For instance, Salem points to 30-day readmissions, the quality measure that he calls the "one I hate the most" and that "drives a lot of doctors and hospitals crazy."
"The 30-day readmissions one is filled with unanswered questions," Salem says. "Why are we using this one? Why has it become something that if we don't do well on, the hospital is going to lose money?"
Salem says he has "no idea" how or why those 30 days were arrived upon in the first place, and sees "very little evidence that this has any effect on overall survival."

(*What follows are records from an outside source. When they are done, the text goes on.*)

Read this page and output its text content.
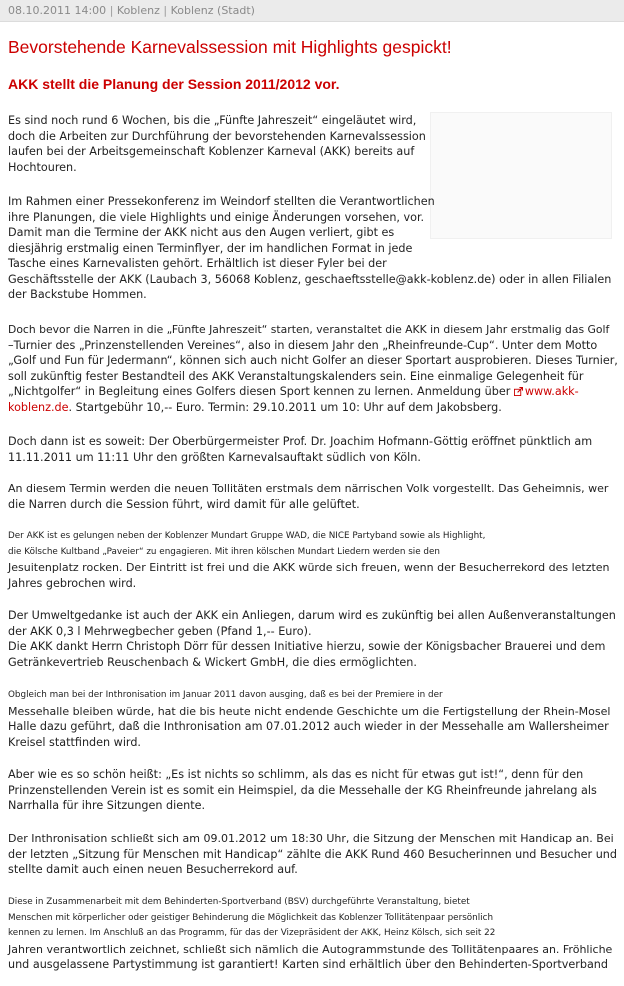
08.10.2011 14:00 | Koblenz | Koblenz (Stadt)
Bevorstehende Karnevalssession mit Highlights gespickt!
AKK stellt die Planung der Session 2011/2012 vor.

Es sind noch rund 6 Wochen, bis die „Fünfte Jahreszeit“ eingeläutet wird,
doch die Arbeiten zur Durchführung der bevorstehenden Karnevalssession
laufen bei der Arbeitsgemeinschaft Koblenzer Karneval (AKK) bereits auf
Hochtouren.

Im Rahmen einer Pressekonferenz im Weindorf stellten die Verantwortlichen
ihre Planungen, die viele Highlights und einige Änderungen vorsehen, vor.
Damit man die Termine der AKK nicht aus den Augen verliert, gibt es
diesjährig erstmalig einen Terminflyer, der im handlichen Format in jede
Tasche eines Karnevalisten gehört. Erhältlich ist dieser Fyler bei der
Geschäftsstelle der AKK (Laubach 3, 56068 Koblenz, geschaeftsstelle@akk-koblenz.de) oder in allen Filialen
der Backstube Hommen.

Doch bevor die Narren in die „Fünfte Jahreszeit“ starten, veranstaltet die AKK in diesem Jahr erstmalig das Golf
–Turnier des „Prinzenstellenden Vereines“, also in diesem Jahr den „Rheinfreunde-Cup“. Unter dem Motto
„Golf und Fun für Jedermann“, können sich auch nicht Golfer an dieser Sportart ausprobieren. Dieses Turnier,
soll zukünftig fester Bestandteil des AKK Veranstaltungskalenders sein. Eine einmalige Gelegenheit für
„Nichtgolfer“ in Begleitung eines Golfers diesen Sport kennen zu lernen. Anmeldung über www.akk-
koblenz.de. Startgebühr 10,-- Euro. Termin: 29.10.2011 um 10: Uhr auf dem Jakobsberg.

Doch dann ist es soweit: Der Oberbürgermeister Prof. Dr. Joachim Hofmann-Göttig eröffnet pünktlich am
11.11.2011 um 11:11 Uhr den größten Karnevalsauftakt südlich von Köln.

An diesem Termin werden die neuen Tollitäten erstmals dem närrischen Volk vorgestellt. Das Geheimnis, wer
die Narren durch die Session führt, wird damit für alle gelüftet.

Der AKK ist es gelungen neben der Koblenzer Mundart Gruppe WAD, die NICE Partyband sowie als Highlight,
die Kölsche Kultband „Paveier“ zu engagieren. Mit ihren kölschen Mundart Liedern werden sie den
Jesuitenplatz rocken. Der Eintritt ist frei und die AKK würde sich freuen, wenn der Besucherrekord des letzten
Jahres gebrochen wird.

Der Umweltgedanke ist auch der AKK ein Anliegen, darum wird es zukünftig bei allen Außenveranstaltungen
der AKK 0,3 l Mehrwegbecher geben (Pfand 1,-- Euro).
Die AKK dankt Herrn Christoph Dörr für dessen Initiative hierzu, sowie der Königsbacher Brauerei und dem
Getränkevertrieb Reuschenbach & Wickert GmbH, die dies ermöglichten.

Obgleich man bei der Inthronisation im Januar 2011 davon ausging, daß es bei der Premiere in der
Messehalle bleiben würde, hat die bis heute nicht endende Geschichte um die Fertigstellung der Rhein-Mosel
Halle dazu geführt, daß die Inthronisation am 07.01.2012 auch wieder in der Messehalle am Wallersheimer
Kreisel stattfinden wird.

Aber wie es so schön heißt: „Es ist nichts so schlimm, als das es nicht für etwas gut ist!“, denn für den
Prinzenstellenden Verein ist es somit ein Heimspiel, da die Messehalle der KG Rheinfreunde jahrelang als
Narrhalla für ihre Sitzungen diente.

Der Inthronisation schließt sich am 09.01.2012 um 18:30 Uhr, die Sitzung der Menschen mit Handicap an. Bei
der letzten „Sitzung für Menschen mit Handicap“ zählte die AKK Rund 460 Besucherinnen und Besucher und
stellte damit auch einen neuen Besucherrekord auf.

Diese in Zusammenarbeit mit dem Behinderten-Sportverband (BSV) durchgeführte Veranstaltung, bietet
Menschen mit körperlicher oder geistiger Behinderung die Möglichkeit das Koblenzer Tollitätenpaar persönlich
kennen zu lernen. Im Anschluß an das Programm, für das der Vizepräsident der AKK, Heinz Kölsch, sich seit 22
Jahren verantwortlich zeichnet, schließt sich nämlich die Autogrammstunde des Tollitätenpaares an. Fröhliche
und ausgelassene Partystimmung ist garantiert! Karten sind erhältlich über den Behinderten-Sportverband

Moreover, the paper notes there are multiple factors that lead to readmissions, not all of which are within a hospital's control. The paper cites research showing that readmissions vary by patient population, with some attributed to factors such as poverty, mental illness, and lack of social support, so hospitals serving large numbers of those populations may be unfairly judged.
"There are social factors that may play a big role in that," Salem says. "We're maybe punishing hospitals that are taking care of the kinds of people that can't take care of themselves, and we may be hurting those hospitals more than we're helping anybody."
The paper also includes discussion of two quality measures—both of which have now been eliminated—that not only were eventually shown to be ineffective, but actually ended up being harmful to patients.
The "scariest" example of this, according to Salem, was the widespread use of perioperative beta blockers, a quality measure based on research that was later shown to be fraudulent. In fact, "a meta-analysis published in 2013 with consolidated outcomes of over 10,000 randomized participants showed that initiation of [perioperative beta blockers] before surgery caused a significant increase in mortality," the paper says.
"It took years to figure this out," Salem says, but by then, that faulty quality measure had already been used for a long time.
Other quality measures are flawed in other ways, the paper says. For instance, it states that length of hospital stay isn't positively correlated with quality of care, and patient satisfaction in surgical care has "no association with hospital compliance with surgical quality measures."
The point of this discussion isn't to disparage all quality measures, Salem says. He believes there are valid quality measures that have saved many lives, such as the focus on reducing central line-associated bloodstream infections.
"It sounds like we're trashing the whole system; we're not," Salem says. "We're just saying, 'back up a little bit.'"
Instead of focusing on or prematurely adopting quality measures that may not be useful and that may not differentiate good practices—or worse, actually harm patients in the long-term—Salem believes that there should be a peer-review-type process that thoroughly investigates and vets potential quality measures so health insurers and Medicare don't "jump into them without much proof." Instead, doctors and hospitals should be able to focus on the quality measures that are most effective for improving patient outcomes.
"We need to develop a process of being careful and making sure that there is quality in these measures," Salem says.